DOYLE MURPHY
Suspended SLMPD Officers (From L) Dustin Boone, Randy Hays, Bailey Colletta and Christopher Myers outside court.
On June 5, 2018, a pair of FBI agents hand-delivered a letter to St. Louis Police officer Dustin Boone, letting him know he was the target of a federal investigation.
Boone, a burly 35-year-old, had participated in the brutal arrest of an undercover officer while working protests following the acquittal of former St. Louis cop Jason Stockley on a murder charge. Not realizing that Luther Hall was a colleague instead of a protester, Boone and his fellow officers allegedly beat him with their fists, heavy boots and night sticks. Hall later reported that the cops had "beat the fuck out of him like Rodney King," leaving him badly injured. And now the feds were looking into it.
So-called target letters are part of the process in federal criminal cases, but there was also some gamesmanship at play. Unbeknownst to Boone, the FBI had
already collected a cache of his text messages through search warrants served on Verizon Wireless offices in New Jersey and Apple in California, court records show. The messages captured Boone and other cops gleefully chatting about beating protesters.
"It's gonna get IGNORANT tonight!!" Boone wrote on the first night of the protests. "But it's gonna be a lot of fun beating the hell out of these shitheads once the sun goes down and nobody can tell us apart!!!"
Damning as the messages seemed, the investigators were looking for more. Along with the target letter, the FBI had also obtained a signed search warrant, permitting agents to seize Boone's actual iPhone — but they would wait to do that. First, they planned to see how he reacted.
In an affidavit filed
under seal the week before, another FBI agent predicted exactly what the veteran cop would do once he saw the letter.
"Following the presentation of the target letter," Special Agent Jennifer Drews wrote, "investigators surmise that Officer Boone will then contact his co-conspirators and others to engage in further communication regarding the events set forth in this affidavit."

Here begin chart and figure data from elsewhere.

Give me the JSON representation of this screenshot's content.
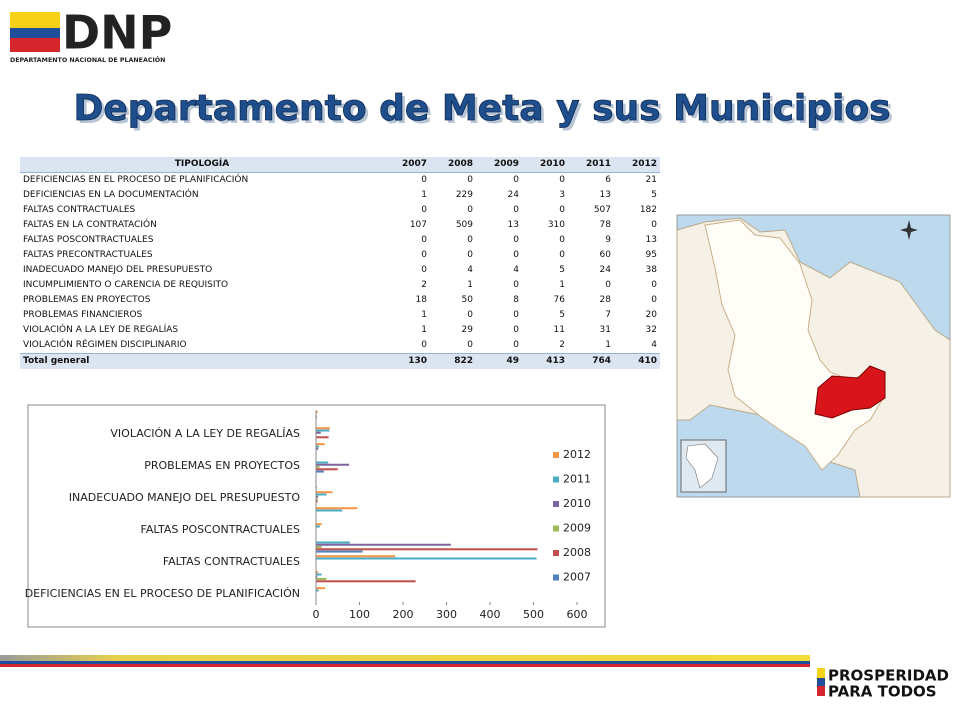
{
  "header": {
    "logo": "DNP",
    "logo_subtitle": "DEPARTAMENTO NACIONAL DE PLANEACIÓN"
  },
  "title": "Departamento de Meta y sus Municipios",
  "table": {
    "columns": [
      "TIPOLOGÍA",
      2007,
      2008,
      2009,
      2010,
      2011,
      2012
    ],
    "rows": [
      [
        "DEFICIENCIAS  EN EL PROCESO DE PLANIFICACIÓN",
        0,
        0,
        0,
        0,
        6,
        21
      ],
      [
        "DEFICIENCIAS  EN LA DOCUMENTACIÓN",
        1,
        229,
        24,
        3,
        13,
        5
      ],
      [
        "FALTAS CONTRACTUALES",
        0,
        0,
        0,
        0,
        507,
        182
      ],
      [
        "FALTAS EN LA CONTRATACIÓN",
        107,
        509,
        13,
        310,
        78,
        0
      ],
      [
        "FALTAS POSCONTRACTUALES",
        0,
        0,
        0,
        0,
        9,
        13
      ],
      [
        "FALTAS PRECONTRACTUALES",
        0,
        0,
        0,
        0,
        60,
        95
      ],
      [
        "INADECUADO  MANEJO DEL PRESUPUESTO",
        0,
        4,
        4,
        5,
        24,
        38
      ],
      [
        "INCUMPLIMIENTO  O CARENCIA DE REQUISITO",
        2,
        1,
        0,
        1,
        0,
        0
      ],
      [
        "PROBLEMAS EN PROYECTOS",
        18,
        50,
        8,
        76,
        28,
        0
      ],
      [
        "PROBLEMAS FINANCIEROS",
        1,
        0,
        0,
        5,
        7,
        20
      ],
      [
        "VIOLACIÓN A LA LEY DE REGALÍAS",
        1,
        29,
        0,
        11,
        31,
        32
      ],
      [
        "VIOLACIÓN RÉGIMEN  DISCIPLINARIO",
        0,
        0,
        0,
        2,
        1,
        4
      ]
    ],
    "total": [
      "Total general",
      130,
      822,
      49,
      413,
      764,
      410
    ]
  },
  "chart_data": {
    "type": "hbar",
    "categories": [
      "DEFICIENCIAS EN EL PROCESO DE PLANIFICACIÓN",
      null,
      "FALTAS CONTRACTUALES",
      null,
      "FALTAS POSCONTRACTUALES",
      null,
      "INADECUADO MANEJO DEL PRESUPUESTO",
      null,
      "PROBLEMAS EN PROYECTOS",
      null,
      "VIOLACIÓN A LA LEY DE REGALÍAS",
      null
    ],
    "series": [
      {
        "name": "2007",
        "color": "#4f81bd",
        "values": [
          0,
          1,
          0,
          107,
          0,
          0,
          0,
          2,
          18,
          1,
          1,
          0
        ]
      },
      {
        "name": "2008",
        "color": "#c0504d",
        "values": [
          0,
          229,
          0,
          509,
          0,
          0,
          4,
          1,
          50,
          0,
          29,
          0
        ]
      },
      {
        "name": "2009",
        "color": "#9bbb59",
        "values": [
          0,
          24,
          0,
          13,
          0,
          0,
          4,
          0,
          8,
          0,
          0,
          0
        ]
      },
      {
        "name": "2010",
        "color": "#8064a2",
        "values": [
          0,
          3,
          0,
          310,
          0,
          0,
          5,
          1,
          76,
          5,
          11,
          2
        ]
      },
      {
        "name": "2011",
        "color": "#4bacc6",
        "values": [
          6,
          13,
          507,
          78,
          9,
          60,
          24,
          0,
          28,
          7,
          31,
          1
        ]
      },
      {
        "name": "2012",
        "color": "#f79646",
        "values": [
          21,
          5,
          182,
          0,
          13,
          95,
          38,
          0,
          0,
          20,
          32,
          4
        ]
      }
    ],
    "xlim": [
      0,
      600
    ],
    "xticks": [
      0,
      100,
      200,
      300,
      400,
      500,
      600
    ],
    "grid": false,
    "legend": "right"
  },
  "footer": {
    "brand_line1": "PROSPERIDAD",
    "brand_line2": "PARA TODOS"
  }
}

Boone did not disappoint. As he dialed, a pen register — a surveillance device that records the length, time and corresponding phone numbers, but not the actual content of calls and texts — began logging his activities.
The names of some of the other parties are blacked out in the recently released affidavit, but the FBI notes that at least one person he
communicated with
was someone with whom "Officer Boone repeatedly discussed the aforementioned protest and the assault of [undercover officer] Luther Hall..."

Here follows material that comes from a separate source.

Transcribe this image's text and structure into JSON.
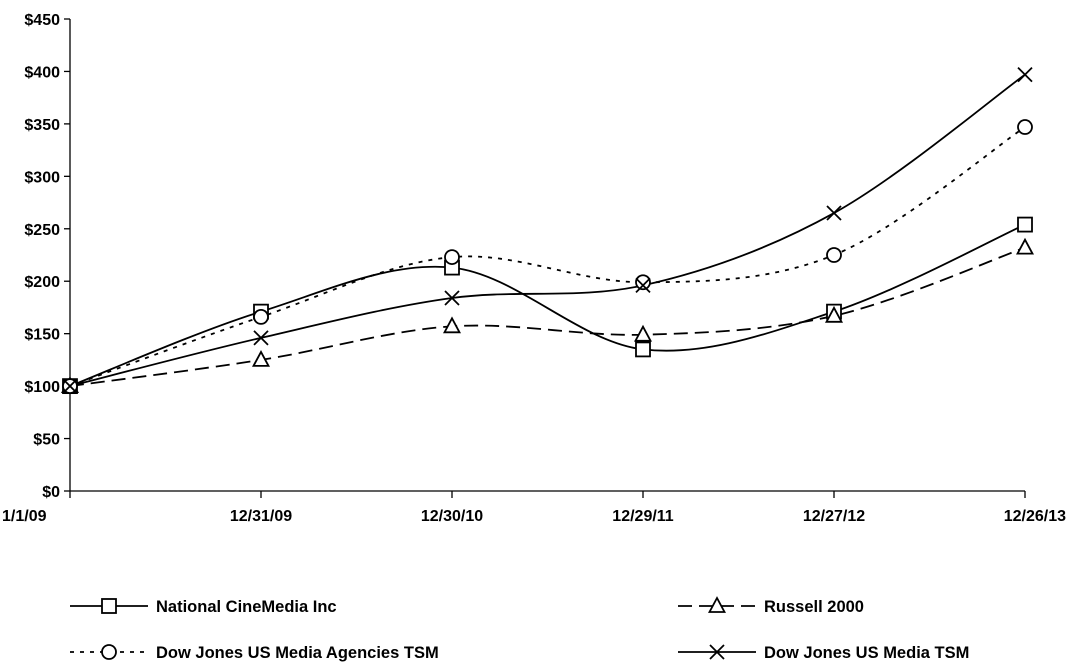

At 10:21 a.m., Officer Christopher Myers sent a text, and Boone immediately responded, the affidavit says. Myers followed up with texts at 10:22 a.m., 1:31 p.m. and 2:09 p.m. Myers called twice in quick succession at 4:39 p.m., reaching Boone on the second call. They talked for 4 minutes 39 seconds.
Myers texted two more times at 8:01 p.m., but Boone didn't respond, the records showed.
The next morning, on June 6, 2018, FBI special agents Darren Boehlje and Robert Polanco confronted Boone again. This time, they showed him the warrant and took his iPhone.
Myers called four times between 10:30 a.m. and 10:42 a.m. after they seized the phone, records show. Officer Randy Hays, who was also involved in Hall's arrest, called three times between 11:28 a.m. and 11:29 a.m.
The FBI logged it all.
In the following weeks, agents would use the info from Boone's accounts and seized phone to persuade a judge to sign additional warrants for Myers and Hays. They also filed a warrant for more info from Boone's Apple account.
The three cops were among dozens of officers assigned to the police department's Civil Disobedience Team, the helmeted and controversial squad better known as the riot police.
The undercover, Hall,
later told investigators uniformed police smashed a camera and a cell phone he had been using to record the protesters and twice slammed him face first into the pavement. Hall described the attack as a "free for all" in which he suffered multiple herniated discs, a gashed lip and a jaw injury that made eating so difficult he lost fifteen pounds.
The early messages captured from Boone's cell phone account caught the officers trying to rationalize what they had done while worrying about landing in trouble.
In one message, Hays wrote, "Wasn't just us, I don't like the beating the hell outta a cop, but the department put him in that spot, he could've announced himself at any time. And he wasn't complying. The camera thing is just ignorant, nothing we all haven't done and if it was a protester it wouldn't be a problem at all."
In November 2018, the three were indicted along with Officer Bailey Colletta, who dates Hays and is accused of trying to conceal what happened. All four have all pleaded not guilty.
The results of the later search warrants have not been publicly disclosed, but agents say in the affidavits they're searching for a wide range of info, including texts, photos, videos and location data tied to the protests and the beating of Hall.
They also planned to check the physical phones against the messages and logs they had already collected to see if the cops were trying to delete their messages to cover their tracks.